The name police may have long been associated with corruption. True is, not all police officers or even politicians are corrupt. Detective Lance Corporal Confidence Fiagadzi shared the coveted Integrity Personality of the Year Award 2021 with Manasseh Azure Awuni.

He rejected bribe in two separate cases including one involving his colleagues whom he was prosecuting for extorting GHS 20,000 from an individual.

Confidence was surprised he won because he competed with four public figures – two journalists of the year prize winners and two famed politicians.

If you never read or heard me say a word about my nomination until after the awards night, it was because I felt Manasseh had risked just too much to expose corruption, the lack of integrity among top public officers, and he was far deserving. He had been previously nominated with Auditor-General Daniel Domelevo who won it.

So, when family and friends called to tell me about campaigning for votes (voting was free of charge), I discouraged them and told them Manasseh and Confidence deserved it.

I don’t recall exactly what, but Manasseh had something really inspiring to say about the police officer at the awards night. I was therefore not surprised but rather overjoyed they won.

I have same joy that we are celebrating Taxi Driver, Isaac Ackon for returning a fishmonger’s GHC 8,400.00 she left in his taxi. In the viral video, the woman and her family cry while thanking him profusely for the rare act.

On the popular EKOSIISEN on Asempa Fm, Philip Osei Bonsu – OB, as he often does for good causes, did not only make a personal donation, but raised over GHC 25,000.00 for Isaac. The owner of Peduase Valley Resort gave OB GH 10,000.00 for Isaac.

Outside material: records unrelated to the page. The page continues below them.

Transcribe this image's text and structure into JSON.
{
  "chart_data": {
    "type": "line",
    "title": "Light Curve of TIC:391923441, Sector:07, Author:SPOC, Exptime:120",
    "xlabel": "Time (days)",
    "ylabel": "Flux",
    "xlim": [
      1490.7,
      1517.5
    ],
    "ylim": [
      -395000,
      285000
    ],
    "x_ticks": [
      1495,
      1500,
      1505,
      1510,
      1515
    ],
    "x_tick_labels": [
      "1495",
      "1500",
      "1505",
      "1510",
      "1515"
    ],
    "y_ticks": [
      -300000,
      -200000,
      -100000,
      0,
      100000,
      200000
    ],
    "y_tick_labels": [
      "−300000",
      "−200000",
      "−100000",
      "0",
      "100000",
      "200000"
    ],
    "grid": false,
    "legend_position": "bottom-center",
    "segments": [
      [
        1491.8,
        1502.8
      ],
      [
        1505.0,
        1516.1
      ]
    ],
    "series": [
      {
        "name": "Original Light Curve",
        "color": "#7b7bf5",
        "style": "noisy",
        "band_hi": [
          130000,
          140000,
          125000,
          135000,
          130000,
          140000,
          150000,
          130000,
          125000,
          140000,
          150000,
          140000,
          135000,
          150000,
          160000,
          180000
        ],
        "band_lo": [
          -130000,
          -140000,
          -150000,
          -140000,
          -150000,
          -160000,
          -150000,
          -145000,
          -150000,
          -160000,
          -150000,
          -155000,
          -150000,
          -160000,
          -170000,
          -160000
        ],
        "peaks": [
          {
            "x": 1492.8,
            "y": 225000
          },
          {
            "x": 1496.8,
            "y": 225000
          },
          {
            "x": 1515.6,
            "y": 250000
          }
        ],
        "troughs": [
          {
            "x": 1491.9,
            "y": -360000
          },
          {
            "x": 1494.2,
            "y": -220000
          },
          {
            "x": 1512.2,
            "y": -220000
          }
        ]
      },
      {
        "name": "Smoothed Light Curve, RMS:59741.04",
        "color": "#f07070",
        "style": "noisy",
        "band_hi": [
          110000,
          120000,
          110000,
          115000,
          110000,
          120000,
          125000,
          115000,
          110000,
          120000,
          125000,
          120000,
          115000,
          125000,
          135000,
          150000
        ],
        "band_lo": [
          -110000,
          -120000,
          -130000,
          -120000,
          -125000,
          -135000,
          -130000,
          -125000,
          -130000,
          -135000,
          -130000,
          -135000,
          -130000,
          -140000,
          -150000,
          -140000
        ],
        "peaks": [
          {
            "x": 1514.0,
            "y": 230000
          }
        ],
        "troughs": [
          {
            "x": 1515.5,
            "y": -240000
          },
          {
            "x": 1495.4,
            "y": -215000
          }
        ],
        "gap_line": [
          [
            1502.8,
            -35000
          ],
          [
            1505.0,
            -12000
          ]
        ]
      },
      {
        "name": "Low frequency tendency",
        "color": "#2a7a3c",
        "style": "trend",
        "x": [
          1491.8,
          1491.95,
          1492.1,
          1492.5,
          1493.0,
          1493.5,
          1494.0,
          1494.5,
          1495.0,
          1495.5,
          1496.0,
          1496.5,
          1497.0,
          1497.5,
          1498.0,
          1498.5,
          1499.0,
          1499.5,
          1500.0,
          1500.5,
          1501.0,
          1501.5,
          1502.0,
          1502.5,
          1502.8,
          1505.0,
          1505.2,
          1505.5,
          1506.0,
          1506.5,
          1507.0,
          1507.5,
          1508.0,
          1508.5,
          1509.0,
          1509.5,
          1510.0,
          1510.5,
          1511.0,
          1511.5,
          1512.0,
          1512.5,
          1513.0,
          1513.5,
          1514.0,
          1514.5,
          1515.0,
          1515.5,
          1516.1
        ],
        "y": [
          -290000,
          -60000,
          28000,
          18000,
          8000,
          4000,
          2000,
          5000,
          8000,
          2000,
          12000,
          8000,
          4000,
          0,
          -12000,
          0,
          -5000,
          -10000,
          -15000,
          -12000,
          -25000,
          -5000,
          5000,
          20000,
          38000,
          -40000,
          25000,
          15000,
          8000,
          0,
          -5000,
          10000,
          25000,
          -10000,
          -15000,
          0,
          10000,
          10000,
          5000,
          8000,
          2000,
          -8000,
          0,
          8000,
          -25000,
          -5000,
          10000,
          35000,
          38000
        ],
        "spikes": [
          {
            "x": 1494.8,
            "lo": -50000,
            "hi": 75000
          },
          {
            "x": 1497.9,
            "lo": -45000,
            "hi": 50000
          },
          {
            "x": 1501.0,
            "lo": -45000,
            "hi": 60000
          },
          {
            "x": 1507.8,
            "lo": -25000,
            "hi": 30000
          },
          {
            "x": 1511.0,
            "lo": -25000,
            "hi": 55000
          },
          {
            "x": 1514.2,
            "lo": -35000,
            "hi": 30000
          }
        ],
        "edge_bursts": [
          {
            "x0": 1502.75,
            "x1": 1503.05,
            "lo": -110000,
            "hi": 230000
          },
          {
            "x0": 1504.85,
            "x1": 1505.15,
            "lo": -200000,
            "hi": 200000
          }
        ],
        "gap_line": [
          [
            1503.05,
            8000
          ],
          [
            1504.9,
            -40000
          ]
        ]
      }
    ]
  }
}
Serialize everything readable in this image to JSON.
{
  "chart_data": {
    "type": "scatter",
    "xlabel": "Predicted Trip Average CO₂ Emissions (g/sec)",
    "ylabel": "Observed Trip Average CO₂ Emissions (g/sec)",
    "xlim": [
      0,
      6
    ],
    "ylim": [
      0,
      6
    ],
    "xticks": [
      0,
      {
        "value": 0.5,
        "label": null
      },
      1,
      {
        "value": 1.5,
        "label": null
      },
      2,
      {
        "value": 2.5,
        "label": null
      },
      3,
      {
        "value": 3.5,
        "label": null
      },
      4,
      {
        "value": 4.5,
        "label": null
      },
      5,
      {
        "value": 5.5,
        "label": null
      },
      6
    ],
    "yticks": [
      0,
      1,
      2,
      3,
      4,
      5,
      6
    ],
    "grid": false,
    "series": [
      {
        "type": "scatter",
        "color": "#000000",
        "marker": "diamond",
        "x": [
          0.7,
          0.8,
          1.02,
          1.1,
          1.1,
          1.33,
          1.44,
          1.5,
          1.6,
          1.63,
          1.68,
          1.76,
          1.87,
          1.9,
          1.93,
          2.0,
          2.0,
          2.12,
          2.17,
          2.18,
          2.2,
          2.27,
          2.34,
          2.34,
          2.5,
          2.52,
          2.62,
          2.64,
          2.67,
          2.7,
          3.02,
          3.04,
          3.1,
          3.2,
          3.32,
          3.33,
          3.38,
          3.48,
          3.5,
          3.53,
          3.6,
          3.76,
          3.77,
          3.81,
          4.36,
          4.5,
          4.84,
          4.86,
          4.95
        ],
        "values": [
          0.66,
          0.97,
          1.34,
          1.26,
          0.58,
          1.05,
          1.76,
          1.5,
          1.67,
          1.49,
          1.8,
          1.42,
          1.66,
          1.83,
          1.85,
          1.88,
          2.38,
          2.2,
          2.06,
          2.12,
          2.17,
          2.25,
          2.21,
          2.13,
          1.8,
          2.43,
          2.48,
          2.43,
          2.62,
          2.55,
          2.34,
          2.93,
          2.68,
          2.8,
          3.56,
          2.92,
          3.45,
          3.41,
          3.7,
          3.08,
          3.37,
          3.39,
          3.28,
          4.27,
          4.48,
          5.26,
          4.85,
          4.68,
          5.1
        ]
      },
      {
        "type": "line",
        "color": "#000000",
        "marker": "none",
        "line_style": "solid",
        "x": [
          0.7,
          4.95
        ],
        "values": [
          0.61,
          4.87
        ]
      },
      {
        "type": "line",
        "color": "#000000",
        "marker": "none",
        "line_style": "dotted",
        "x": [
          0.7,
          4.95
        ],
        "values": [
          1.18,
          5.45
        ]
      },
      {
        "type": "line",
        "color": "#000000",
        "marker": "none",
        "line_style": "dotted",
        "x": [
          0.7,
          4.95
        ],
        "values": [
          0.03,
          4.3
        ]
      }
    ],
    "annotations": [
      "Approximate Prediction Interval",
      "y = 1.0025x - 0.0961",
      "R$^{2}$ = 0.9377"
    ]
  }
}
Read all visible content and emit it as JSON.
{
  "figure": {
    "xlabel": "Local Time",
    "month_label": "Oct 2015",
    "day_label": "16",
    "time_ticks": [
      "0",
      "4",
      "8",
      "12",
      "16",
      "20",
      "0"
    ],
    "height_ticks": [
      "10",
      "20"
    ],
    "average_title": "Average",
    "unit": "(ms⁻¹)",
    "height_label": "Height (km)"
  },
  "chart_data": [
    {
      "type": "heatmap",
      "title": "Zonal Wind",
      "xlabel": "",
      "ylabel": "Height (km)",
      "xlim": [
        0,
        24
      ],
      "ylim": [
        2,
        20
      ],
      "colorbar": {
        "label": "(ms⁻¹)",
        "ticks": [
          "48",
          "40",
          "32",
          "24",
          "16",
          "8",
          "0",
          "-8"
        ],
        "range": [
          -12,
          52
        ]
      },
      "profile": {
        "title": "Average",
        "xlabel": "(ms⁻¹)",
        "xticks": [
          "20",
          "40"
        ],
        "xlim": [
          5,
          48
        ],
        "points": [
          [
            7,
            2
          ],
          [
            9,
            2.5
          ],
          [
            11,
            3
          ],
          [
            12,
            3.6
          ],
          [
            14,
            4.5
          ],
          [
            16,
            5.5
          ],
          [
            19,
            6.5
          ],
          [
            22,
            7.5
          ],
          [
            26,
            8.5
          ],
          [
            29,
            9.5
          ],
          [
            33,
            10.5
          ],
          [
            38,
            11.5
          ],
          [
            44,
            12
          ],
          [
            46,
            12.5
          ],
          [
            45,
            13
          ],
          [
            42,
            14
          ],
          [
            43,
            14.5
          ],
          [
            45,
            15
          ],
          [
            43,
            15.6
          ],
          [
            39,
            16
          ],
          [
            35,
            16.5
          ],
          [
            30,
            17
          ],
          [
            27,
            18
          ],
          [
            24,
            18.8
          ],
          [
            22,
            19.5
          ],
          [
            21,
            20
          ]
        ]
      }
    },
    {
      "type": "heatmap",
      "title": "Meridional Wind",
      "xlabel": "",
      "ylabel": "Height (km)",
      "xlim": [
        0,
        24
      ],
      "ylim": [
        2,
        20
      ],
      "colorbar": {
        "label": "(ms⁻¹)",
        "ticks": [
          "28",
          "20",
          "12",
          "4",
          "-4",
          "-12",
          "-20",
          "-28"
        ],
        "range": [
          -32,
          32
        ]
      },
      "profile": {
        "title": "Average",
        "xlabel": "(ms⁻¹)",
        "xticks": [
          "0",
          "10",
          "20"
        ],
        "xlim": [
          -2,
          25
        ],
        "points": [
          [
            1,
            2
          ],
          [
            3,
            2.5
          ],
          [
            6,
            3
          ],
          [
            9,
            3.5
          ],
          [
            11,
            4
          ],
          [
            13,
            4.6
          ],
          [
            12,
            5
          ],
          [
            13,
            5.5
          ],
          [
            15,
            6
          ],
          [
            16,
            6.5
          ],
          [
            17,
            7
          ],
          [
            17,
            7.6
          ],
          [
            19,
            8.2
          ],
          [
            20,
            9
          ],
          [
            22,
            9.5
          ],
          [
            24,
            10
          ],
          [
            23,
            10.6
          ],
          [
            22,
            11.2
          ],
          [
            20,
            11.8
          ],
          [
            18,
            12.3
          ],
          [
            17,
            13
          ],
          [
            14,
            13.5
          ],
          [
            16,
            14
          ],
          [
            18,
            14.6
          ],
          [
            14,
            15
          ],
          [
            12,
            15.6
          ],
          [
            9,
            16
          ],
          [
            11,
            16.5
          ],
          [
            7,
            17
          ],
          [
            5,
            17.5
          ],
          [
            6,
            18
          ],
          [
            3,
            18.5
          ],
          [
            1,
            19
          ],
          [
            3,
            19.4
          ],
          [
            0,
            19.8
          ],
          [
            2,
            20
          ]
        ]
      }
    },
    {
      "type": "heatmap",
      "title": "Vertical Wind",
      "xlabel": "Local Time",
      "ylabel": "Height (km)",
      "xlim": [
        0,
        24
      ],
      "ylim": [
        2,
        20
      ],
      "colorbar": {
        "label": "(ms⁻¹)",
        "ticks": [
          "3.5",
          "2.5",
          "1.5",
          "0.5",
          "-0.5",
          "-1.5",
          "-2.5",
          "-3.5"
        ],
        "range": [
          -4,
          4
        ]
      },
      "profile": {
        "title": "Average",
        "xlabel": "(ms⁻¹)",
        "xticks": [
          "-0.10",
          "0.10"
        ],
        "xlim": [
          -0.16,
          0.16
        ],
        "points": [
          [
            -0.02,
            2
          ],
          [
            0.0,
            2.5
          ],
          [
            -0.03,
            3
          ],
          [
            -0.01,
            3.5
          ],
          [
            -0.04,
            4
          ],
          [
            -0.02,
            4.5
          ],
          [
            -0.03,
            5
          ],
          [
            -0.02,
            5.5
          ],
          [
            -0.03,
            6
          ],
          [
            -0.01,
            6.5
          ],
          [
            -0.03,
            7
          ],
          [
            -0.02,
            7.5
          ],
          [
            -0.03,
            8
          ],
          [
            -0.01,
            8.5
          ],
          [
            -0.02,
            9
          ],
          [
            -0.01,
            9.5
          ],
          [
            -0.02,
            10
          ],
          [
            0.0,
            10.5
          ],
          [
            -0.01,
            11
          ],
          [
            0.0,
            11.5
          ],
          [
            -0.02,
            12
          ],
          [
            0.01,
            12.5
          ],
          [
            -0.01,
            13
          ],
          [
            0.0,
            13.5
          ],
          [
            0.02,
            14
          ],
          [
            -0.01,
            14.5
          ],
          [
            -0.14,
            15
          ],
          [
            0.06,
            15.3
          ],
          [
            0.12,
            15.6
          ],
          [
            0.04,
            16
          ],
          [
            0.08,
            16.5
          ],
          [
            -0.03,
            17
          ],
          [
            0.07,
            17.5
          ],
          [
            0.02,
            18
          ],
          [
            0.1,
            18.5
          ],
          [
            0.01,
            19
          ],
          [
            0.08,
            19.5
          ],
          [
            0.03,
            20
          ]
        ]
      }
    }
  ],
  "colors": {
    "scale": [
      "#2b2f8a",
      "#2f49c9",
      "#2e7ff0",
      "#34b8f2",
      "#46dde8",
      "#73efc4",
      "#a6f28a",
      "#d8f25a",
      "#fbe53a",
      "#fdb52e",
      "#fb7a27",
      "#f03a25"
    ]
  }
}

The cabbie had already received GHC 20,000.00 from Vice President Dr. Mahamadu Bawumia on being alerted by Manasseh on social media.

Many people are giving Isaac money and gifts in the hope that others will be encouraged to be honest. He says he has returned passengers’ phones and other items on five occasions in his seven years of being a cabbie.

He actually showed the money to his wife before returning it. “I don’t take what’s not mine”. He declares. A kind of the legal principle nemo dat quod non habet – you can’t give what you don’t have or own. May this be your word and default conduct. That’s My Take.